La cucina molisana è molto varia, gustosa anche perché ha conservato le caratteristiche delle tradizioni contadine.

Tra i prodotti principali della regione gustiamo diverse varietà di olio extravergine di oliva, dal sapore soave che si gusta particolarmente anche crudo. I vari tipi di pasta sono eccellenti, i più conosciuti sono i fusilli, la panonta e i più celebri i cavatelli, pasta sfoglia fresca senza uova, fatti a mano a forma di gnocchetti. Numerose sono le produzioni di
formaggio, il più conosciuto è il caciocavallo di Agnone, di origini molto antiche: è un formaggio a forma di pera con una crosta sottile di color nocciola dal sapore dolce e gustoso. La soppressata è la regina dei salumi: carne suina macinata finemente con lardo e abbondanza di sale e pepe in grani.

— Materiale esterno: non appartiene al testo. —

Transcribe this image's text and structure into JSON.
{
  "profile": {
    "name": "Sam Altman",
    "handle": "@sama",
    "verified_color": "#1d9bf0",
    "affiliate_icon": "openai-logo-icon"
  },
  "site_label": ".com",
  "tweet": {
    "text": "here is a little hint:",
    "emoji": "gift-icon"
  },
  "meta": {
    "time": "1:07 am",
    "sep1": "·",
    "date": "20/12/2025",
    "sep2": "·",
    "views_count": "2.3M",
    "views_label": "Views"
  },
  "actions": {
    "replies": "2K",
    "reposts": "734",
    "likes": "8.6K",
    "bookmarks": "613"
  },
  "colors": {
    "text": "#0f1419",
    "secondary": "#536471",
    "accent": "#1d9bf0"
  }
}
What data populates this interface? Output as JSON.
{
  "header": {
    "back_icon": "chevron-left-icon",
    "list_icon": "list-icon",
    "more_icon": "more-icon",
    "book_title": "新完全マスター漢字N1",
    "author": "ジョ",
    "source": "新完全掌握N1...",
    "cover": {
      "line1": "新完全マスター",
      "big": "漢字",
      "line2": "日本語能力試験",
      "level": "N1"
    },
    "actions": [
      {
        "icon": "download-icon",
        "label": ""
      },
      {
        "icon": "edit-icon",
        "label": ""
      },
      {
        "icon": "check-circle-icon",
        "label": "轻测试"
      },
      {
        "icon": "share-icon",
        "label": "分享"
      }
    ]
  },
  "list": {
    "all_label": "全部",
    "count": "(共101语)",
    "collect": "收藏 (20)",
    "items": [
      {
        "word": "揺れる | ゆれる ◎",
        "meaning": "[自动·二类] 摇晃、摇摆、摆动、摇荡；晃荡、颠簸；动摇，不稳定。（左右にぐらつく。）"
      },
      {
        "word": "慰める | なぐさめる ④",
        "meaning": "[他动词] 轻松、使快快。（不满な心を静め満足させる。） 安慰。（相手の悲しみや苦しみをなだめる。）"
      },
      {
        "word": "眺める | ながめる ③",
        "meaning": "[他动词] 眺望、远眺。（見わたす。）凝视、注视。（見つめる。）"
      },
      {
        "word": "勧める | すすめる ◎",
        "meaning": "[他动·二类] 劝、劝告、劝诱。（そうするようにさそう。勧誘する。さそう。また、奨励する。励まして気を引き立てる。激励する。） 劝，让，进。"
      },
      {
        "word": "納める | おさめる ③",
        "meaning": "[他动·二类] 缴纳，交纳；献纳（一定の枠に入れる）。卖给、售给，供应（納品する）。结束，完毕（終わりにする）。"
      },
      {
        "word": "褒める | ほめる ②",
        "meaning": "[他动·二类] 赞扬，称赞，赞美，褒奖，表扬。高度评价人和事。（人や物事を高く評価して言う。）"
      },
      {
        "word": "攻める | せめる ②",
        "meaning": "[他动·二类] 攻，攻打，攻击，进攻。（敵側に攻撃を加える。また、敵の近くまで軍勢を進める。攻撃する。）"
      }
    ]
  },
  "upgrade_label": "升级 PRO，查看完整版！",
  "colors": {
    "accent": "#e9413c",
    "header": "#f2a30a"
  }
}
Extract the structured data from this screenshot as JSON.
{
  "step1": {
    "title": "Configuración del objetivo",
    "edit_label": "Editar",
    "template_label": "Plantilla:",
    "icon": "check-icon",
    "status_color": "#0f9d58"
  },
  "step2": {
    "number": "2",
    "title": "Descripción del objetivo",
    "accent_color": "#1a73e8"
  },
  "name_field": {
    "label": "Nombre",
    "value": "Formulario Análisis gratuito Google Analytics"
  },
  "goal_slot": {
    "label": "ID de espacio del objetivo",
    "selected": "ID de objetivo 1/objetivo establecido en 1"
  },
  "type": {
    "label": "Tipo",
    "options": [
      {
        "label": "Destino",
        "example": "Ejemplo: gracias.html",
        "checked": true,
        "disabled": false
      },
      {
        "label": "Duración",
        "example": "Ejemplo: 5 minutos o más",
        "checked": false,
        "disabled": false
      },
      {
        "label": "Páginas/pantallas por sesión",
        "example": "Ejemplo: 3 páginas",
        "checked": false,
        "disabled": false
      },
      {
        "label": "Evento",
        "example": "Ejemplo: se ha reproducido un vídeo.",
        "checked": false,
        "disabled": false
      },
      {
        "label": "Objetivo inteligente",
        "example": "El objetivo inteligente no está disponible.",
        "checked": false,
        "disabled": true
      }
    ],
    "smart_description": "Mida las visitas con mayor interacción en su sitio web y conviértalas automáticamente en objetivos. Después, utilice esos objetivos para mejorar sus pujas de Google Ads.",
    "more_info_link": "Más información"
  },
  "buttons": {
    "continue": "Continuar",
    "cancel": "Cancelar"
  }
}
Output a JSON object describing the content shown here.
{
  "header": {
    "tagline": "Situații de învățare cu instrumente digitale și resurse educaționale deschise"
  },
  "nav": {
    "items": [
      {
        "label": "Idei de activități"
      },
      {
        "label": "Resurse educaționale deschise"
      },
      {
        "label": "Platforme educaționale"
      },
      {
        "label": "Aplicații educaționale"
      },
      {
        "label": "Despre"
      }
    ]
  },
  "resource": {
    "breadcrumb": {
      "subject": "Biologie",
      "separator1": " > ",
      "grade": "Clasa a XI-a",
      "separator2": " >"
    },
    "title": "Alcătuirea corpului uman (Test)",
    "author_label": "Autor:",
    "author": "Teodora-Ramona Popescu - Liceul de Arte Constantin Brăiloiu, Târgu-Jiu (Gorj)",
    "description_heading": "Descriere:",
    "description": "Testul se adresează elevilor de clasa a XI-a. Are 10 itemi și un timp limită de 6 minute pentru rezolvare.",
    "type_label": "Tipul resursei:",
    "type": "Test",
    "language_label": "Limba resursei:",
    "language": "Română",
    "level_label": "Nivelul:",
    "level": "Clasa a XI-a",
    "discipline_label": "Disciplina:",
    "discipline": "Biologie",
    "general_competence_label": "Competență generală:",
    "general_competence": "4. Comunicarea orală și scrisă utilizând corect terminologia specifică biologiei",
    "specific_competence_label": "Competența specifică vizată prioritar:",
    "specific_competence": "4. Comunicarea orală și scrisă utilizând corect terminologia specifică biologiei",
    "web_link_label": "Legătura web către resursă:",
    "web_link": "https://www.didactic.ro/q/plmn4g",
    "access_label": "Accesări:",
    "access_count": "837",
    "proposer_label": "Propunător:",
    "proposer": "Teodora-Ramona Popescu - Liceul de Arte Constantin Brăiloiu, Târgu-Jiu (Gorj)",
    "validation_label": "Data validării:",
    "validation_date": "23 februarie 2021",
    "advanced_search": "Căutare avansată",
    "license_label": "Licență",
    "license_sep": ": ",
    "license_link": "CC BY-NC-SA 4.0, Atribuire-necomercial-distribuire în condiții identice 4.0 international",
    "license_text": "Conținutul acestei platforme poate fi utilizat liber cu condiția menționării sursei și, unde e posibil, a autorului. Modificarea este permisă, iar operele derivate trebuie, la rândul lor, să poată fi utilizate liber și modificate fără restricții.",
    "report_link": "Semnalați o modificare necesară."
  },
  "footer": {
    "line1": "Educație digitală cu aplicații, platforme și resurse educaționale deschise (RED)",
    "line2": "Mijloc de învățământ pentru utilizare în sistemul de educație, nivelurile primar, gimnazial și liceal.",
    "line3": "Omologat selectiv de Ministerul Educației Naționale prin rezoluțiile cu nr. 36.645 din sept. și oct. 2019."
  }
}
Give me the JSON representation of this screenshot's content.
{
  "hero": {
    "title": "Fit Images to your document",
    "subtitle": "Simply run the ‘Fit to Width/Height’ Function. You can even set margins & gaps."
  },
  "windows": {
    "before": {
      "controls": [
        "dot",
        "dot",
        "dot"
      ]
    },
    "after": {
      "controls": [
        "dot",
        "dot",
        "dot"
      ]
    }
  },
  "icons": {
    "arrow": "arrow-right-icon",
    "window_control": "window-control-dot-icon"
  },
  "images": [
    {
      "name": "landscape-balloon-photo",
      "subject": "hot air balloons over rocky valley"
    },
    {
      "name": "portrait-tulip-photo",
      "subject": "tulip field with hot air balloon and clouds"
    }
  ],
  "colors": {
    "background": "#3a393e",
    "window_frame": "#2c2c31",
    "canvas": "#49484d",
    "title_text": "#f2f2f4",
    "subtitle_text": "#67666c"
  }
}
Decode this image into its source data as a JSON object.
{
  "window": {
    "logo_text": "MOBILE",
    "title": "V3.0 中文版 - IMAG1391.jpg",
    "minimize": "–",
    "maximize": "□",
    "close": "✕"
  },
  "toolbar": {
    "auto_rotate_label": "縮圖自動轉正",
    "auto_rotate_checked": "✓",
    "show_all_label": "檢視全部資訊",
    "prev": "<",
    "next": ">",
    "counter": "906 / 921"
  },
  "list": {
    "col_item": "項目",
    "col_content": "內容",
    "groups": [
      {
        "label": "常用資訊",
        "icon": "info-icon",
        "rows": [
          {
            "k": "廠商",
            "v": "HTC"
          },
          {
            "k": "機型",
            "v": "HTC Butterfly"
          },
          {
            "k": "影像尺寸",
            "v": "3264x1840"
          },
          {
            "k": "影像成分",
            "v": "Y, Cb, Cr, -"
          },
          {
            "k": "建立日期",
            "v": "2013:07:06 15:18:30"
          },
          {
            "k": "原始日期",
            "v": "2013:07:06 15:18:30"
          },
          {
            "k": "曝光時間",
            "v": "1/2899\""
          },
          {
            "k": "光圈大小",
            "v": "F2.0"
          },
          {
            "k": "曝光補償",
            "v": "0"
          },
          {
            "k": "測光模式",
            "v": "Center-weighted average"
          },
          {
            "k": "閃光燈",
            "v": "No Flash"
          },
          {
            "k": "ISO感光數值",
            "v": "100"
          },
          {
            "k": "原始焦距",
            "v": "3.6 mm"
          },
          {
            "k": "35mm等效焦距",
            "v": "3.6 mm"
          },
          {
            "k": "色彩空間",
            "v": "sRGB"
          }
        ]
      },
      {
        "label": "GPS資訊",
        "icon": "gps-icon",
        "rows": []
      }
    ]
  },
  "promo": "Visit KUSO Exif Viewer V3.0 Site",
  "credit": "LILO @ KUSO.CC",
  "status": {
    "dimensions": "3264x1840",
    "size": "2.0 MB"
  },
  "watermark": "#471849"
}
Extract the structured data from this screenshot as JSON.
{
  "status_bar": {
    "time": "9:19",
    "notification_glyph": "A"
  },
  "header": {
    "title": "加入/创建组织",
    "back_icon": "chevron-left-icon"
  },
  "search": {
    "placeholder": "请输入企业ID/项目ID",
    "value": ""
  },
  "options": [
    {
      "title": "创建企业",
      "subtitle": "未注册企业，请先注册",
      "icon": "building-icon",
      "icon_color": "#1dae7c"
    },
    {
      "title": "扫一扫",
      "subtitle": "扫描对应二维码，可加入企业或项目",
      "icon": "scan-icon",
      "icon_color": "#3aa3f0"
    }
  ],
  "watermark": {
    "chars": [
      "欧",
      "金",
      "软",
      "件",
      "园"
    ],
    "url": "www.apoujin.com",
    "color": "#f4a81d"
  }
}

Ottima la tradizionale frittata di Pasqua tipica del
periodo pasquale preparata con uova, formaggio e prosciutto.

Tra le carni prevalgono gli ovini, con la carne di pecora si preparano tante gustose ricette locali; conosciuto è anche l’agnello alla Monteforte cucinato con vino bianco, lardo, aglio ed erbette; da ricordare una gustosa ricetta della polenta fatta di granturco con diverse varianti a seconda del luogo di produzione, ma in genere la si gusta con la salsiccia; deliziose anche le crespelle molisane tipiche del periodo natalizio, succolenti frittelle a base di pastella di acqua, farina e lievito di birra; infine il milk pan dolce tipico del capoluogo fatto con burro, zucchero, alcool, farina ,uova , latte e mandorle che viene impastato e cotto in stampi a forma di cupola, poi ricoperto con glassa di cioccolato
bianco e nocciole; altro dolce importante è la cicerchiata tipico del periodo di Carnevale composta da uova, farina, mandorle, burro e miele.
Ottimi anche i vini tutti D.O.C. : il Biferno, tipico del capoluogo che può essere bianco, rosso e rosato, la Falanghina, il Tintilia, l’Aglianico e lo Chardonnay.